🤖 AI Summary
Decentralized Autonomous Organization (DAO) governance suffers from widespread delegation mismatch and power concentration. Current reputation-based delegation mechanisms exacerbate visibility bias, granting disproportionate influence to a small set of highly ranked delegates—often misaligned with the community’s actual governance preferences.
Method: We propose the first multi-source collaborative analysis framework integrating on-chain behavior, forum discourse, and large language models (LLMs). It leverages LLMs to quantitatively measure community governance interests and assess their alignment with delegate actions.

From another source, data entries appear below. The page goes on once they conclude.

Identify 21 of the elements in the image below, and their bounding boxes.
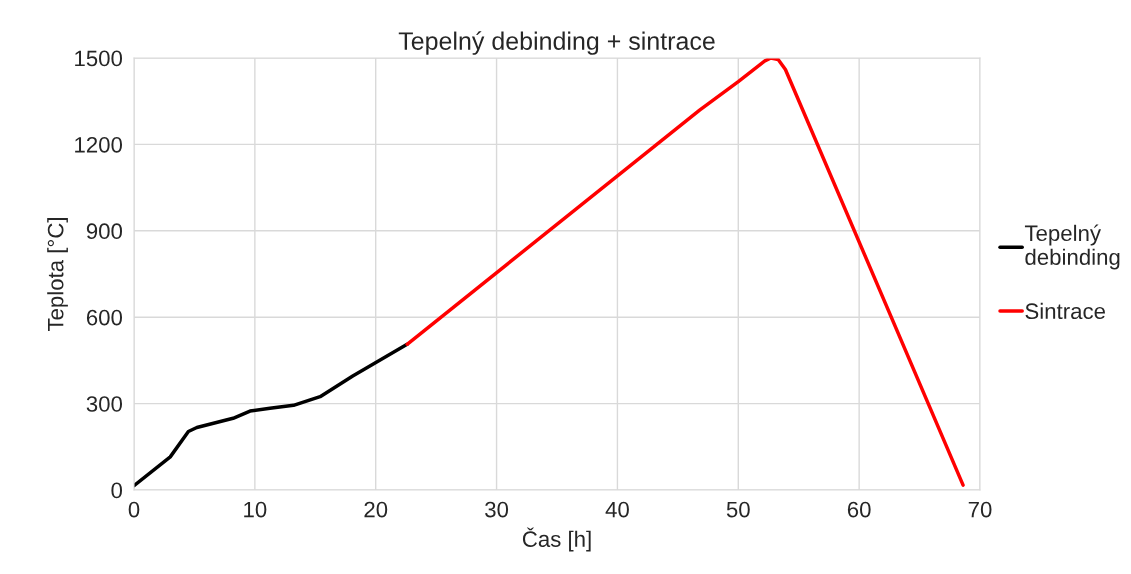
y-tick-label: 300 — [86, 396, 123, 412]
x-tick-label: 40 — [605, 501, 629, 518]
y-tick-label: 1200 — [75, 136, 123, 153]
legend-label: Tepelný debinding — [1024, 224, 1120, 270]
x-axis-title: Čas [h] — [522, 527, 591, 552]
y-axis-title: Teplota [°C] — [47, 218, 68, 332]
y-tick-label: 600 — [86, 309, 123, 326]
line-series — [134, 342, 409, 488]
y-tick-label: 1500 — [75, 50, 123, 67]
x-tick-label: 50 — [726, 501, 750, 518]
y-tick-label: 0 — [111, 482, 123, 499]
legend-label: Sintrace — [1025, 302, 1105, 320]
x-tick-label: 0 — [128, 501, 140, 518]
x-tick-label: 60 — [847, 501, 871, 518]
x-tick-label: 20 — [364, 501, 388, 518]
chart-title: Tepelný debinding + sintrace — [398, 31, 715, 55]
line-series — [405, 58, 965, 487]
x-tick-label: 30 — [485, 501, 509, 518]
y-tick-label: 900 — [86, 223, 123, 240]
x-tick-label: 10 — [244, 501, 267, 518]
x-tick-label: 70 — [968, 501, 992, 518]
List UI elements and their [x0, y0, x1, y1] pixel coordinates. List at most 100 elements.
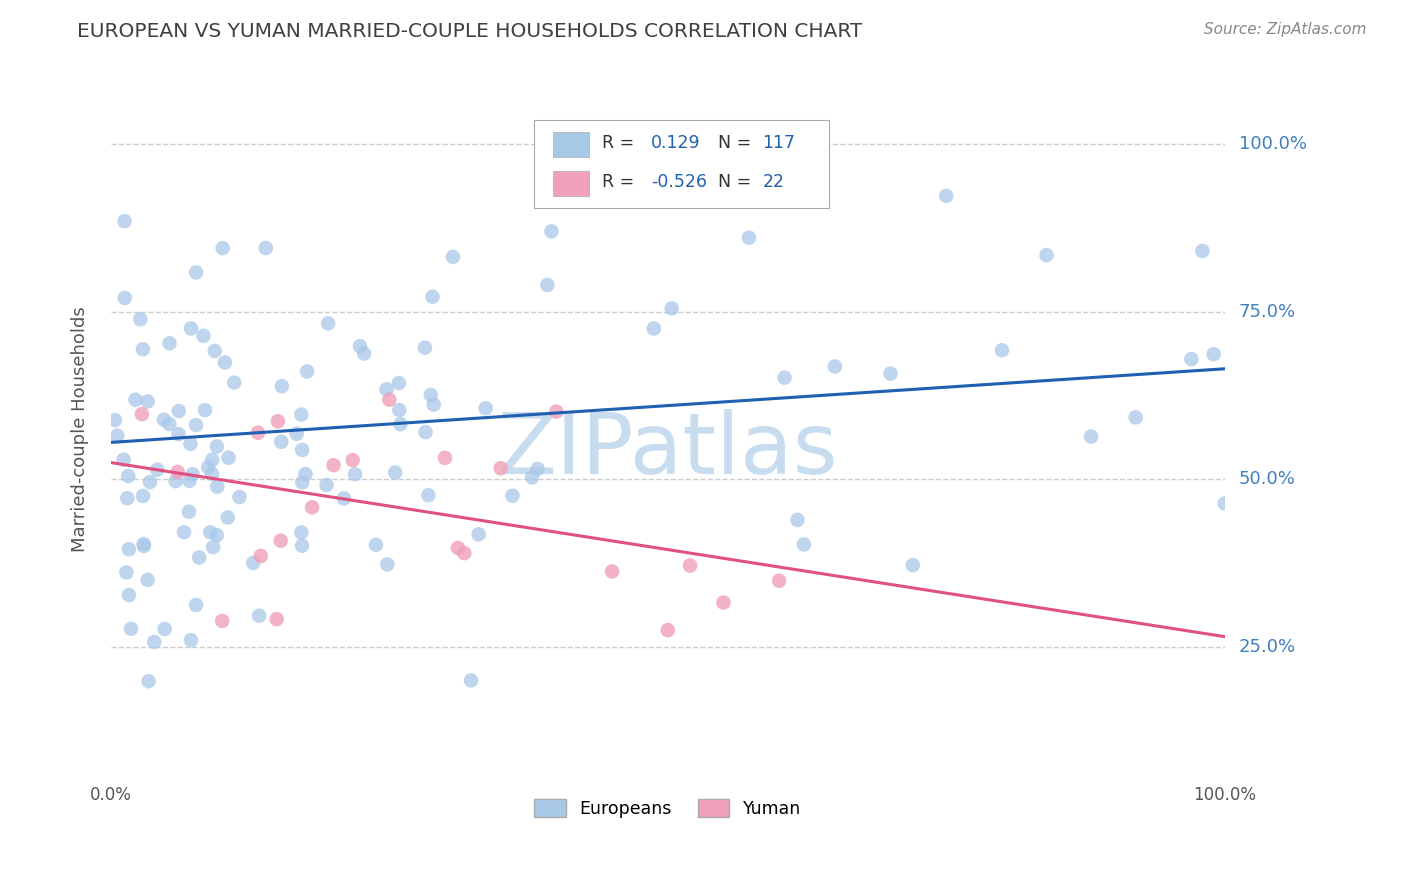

Contribution/Results: Empirical analysis reveals significant divergence between current delegation patterns and token holders’ expressed preferences; ranking interfaces further entrench inequality. Building on these findings, we design a delegation optimization mechanism centered on “interest consistency.” Experiments demonstrate that this mechanism substantially improves governance representativeness and fairness.
📝 Abstract
Decentralized Autonomous Organizations (DAOs) aim to enable participatory governance, but in practice face challenges of voter apathy, concentration of voting power, and misaligned delegation. Existing delegation mechanisms often reinforce visibility biases, where a small set of highly ranked delegates accumulate disproportionate influence regardless of their alignment with the broader community. In this paper, we conduct an empirical study of delegation in DAO governance, combining on-chain data from five major protocols with off-chain discussions from 14 DAO forums. We develop a methodology to link forum participants to on-chain addresses, extract governance interests using large language models, and compare these interests against delegates' historical behavior. Our analysis reveals that delegations are frequently misaligned with token holders' expressed priorities and that current ranking-based interfaces exacerbate power concentration. We argue that incorporating interest alignment into delegation processes could mitigate these imbalances and improve the representativeness of DAO decision-making.